Também o “Fora Collor” na década
de 1990 mantém alguns dos aspectos que citei acima:1) transcende a crítica de
uma contra-elite minoritária; 2) encontra apoio e reverberação da mídia
oligopolista; 3) é dotado de uma fisionomia de esquerda pelo protagonismo de
certos atores tradicionais, embora que o consenso naquele momento quanto ao impeachment
tenha abarcado diversos grupos sociais para além do espectro político
mencionado.
A questão é que o mundo mudou
muitíssimo de lá para cá. A chamada “revolução informacional”, que se
potencializa a partir do final da década de 1990, já inclui novas formas de
comunicação e interação na sociedade. Ao mesmo tempo tivemos os anos do lulismo
neste século XXI, onde os atores tradicionais da esquerda ingressaram nas
instituições e tanto passaram a ser “vidraça” quanto tiveram sua atuação
contestatória consideravelmente diminuída. Afinal, movimentos e partidos
tornaram-se governo. Nesse ínterim novas pautas ganharam ainda mais corpo e
possibilitaram o protagonismo de atores que não se sentiam plenamente
contemplados pelos movimentos tradicionais de esquerda. Esse diagnóstico não é
meu, boa parte da literatura sobre movimentos sociais aponta para esta questão.
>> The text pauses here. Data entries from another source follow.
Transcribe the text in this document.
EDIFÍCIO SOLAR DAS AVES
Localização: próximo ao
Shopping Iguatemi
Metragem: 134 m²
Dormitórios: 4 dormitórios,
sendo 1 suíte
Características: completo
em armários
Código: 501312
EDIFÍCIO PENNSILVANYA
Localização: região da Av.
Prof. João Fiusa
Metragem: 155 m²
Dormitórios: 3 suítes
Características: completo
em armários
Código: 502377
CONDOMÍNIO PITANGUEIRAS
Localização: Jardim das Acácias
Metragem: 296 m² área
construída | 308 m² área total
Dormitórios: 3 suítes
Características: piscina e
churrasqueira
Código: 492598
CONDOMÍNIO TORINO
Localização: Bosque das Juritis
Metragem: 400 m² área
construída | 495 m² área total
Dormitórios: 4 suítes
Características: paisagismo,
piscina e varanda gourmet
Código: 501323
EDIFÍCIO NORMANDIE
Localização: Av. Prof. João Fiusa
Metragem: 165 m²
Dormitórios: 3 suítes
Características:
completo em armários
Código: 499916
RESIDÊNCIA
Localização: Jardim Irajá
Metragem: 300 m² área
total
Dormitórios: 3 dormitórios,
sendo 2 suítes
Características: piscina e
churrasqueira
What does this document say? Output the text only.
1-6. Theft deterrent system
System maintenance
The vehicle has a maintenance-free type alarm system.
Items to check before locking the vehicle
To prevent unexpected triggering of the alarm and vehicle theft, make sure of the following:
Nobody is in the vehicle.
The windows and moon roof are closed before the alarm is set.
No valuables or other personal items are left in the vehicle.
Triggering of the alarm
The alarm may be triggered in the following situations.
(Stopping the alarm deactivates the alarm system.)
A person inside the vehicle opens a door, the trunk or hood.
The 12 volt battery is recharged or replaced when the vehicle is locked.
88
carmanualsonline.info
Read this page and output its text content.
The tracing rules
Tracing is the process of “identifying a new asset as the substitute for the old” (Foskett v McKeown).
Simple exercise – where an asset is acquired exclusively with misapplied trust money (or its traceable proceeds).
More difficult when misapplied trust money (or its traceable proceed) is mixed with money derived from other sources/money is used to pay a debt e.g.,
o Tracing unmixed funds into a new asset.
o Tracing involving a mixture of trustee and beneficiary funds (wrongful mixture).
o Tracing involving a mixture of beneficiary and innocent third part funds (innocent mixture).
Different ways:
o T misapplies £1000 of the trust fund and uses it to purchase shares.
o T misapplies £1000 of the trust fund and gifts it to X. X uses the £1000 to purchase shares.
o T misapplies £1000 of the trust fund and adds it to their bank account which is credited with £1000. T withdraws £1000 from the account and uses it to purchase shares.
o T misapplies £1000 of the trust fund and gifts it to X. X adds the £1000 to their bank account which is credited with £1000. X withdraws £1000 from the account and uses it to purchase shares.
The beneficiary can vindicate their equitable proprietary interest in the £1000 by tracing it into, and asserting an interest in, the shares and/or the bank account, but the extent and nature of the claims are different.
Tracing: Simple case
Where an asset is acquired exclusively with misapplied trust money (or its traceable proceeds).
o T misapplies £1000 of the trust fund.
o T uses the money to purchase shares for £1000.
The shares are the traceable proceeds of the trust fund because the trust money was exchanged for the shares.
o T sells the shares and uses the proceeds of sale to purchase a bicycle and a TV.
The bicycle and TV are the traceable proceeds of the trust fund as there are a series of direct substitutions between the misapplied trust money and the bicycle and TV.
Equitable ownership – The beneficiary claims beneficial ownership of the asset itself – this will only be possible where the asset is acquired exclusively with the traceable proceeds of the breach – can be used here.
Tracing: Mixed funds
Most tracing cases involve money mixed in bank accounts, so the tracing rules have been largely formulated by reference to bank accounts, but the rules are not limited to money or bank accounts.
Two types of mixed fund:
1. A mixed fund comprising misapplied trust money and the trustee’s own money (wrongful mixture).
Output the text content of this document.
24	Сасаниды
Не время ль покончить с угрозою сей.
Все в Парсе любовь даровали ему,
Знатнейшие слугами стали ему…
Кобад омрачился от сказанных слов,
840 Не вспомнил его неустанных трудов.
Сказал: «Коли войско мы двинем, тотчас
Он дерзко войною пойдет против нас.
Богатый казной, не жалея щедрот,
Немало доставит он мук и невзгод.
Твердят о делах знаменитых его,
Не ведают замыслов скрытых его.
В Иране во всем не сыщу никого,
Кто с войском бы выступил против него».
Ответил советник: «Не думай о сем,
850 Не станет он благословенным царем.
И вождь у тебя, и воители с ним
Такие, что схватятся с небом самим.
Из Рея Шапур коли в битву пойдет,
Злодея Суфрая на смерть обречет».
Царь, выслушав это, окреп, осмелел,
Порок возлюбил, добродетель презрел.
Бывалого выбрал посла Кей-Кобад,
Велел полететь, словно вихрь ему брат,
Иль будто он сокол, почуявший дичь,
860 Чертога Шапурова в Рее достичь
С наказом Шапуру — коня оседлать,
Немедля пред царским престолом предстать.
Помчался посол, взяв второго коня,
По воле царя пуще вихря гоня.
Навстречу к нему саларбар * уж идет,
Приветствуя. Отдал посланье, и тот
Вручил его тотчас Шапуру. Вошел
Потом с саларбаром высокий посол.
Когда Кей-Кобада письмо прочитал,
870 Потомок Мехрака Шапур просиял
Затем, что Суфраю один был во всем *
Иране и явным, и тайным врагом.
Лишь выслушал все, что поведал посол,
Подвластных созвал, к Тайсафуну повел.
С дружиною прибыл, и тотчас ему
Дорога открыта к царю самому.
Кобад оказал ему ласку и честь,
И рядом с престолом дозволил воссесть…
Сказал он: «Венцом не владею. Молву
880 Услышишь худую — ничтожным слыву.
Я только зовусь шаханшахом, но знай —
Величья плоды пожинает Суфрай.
Aqui, dentre as novidades, falo do movimento ambiental, feminista, movimento
negro, grupos LGBTT, etc.. A natureza, este agente difuso, ganha porta-vozes
humanos. Jessé Souza (1960), sociólogo brasileiro, ironicamente chama este
grupo de “classe média de Oslo”, brasileiros que adotam uma agenda ambiental e
de sustentabilidade digna dos nórdicos. E
os afetos e a expressividade adquirem uma enorme relevância onde o clássico
problema das diferenças materiais entre as classes sociais passa a ser
secundário. Não por acaso o filósofo francês Luc Ferry (1951) aposta que a
intimidade, as relações afetivas, é um tema amplamente mobilizador neste século
XXI.
Um outro ponto, ao qual não canso
de lembrar, é o da fadiga das democracias representativas liberais no mundo
todo na nossa conjuntura. Devo este diagnóstico ao sociólogo polonês Zygmunt
Bauman (1925-2017). A alta financeirização das economias nacionais, processo
que se inicia na década de 1970, torna os governos reféns diretos da pauta
fornecida pelas grandes instituições financeiras. Em suma: o que prometem nas
campanhas eleitorais não é efetivamente realizado inclusive por
constrangimentos e acordos que moldam os orçamentos governamentais. Parte da
crise de legitimidade da social democracia européia é explicada por este fator.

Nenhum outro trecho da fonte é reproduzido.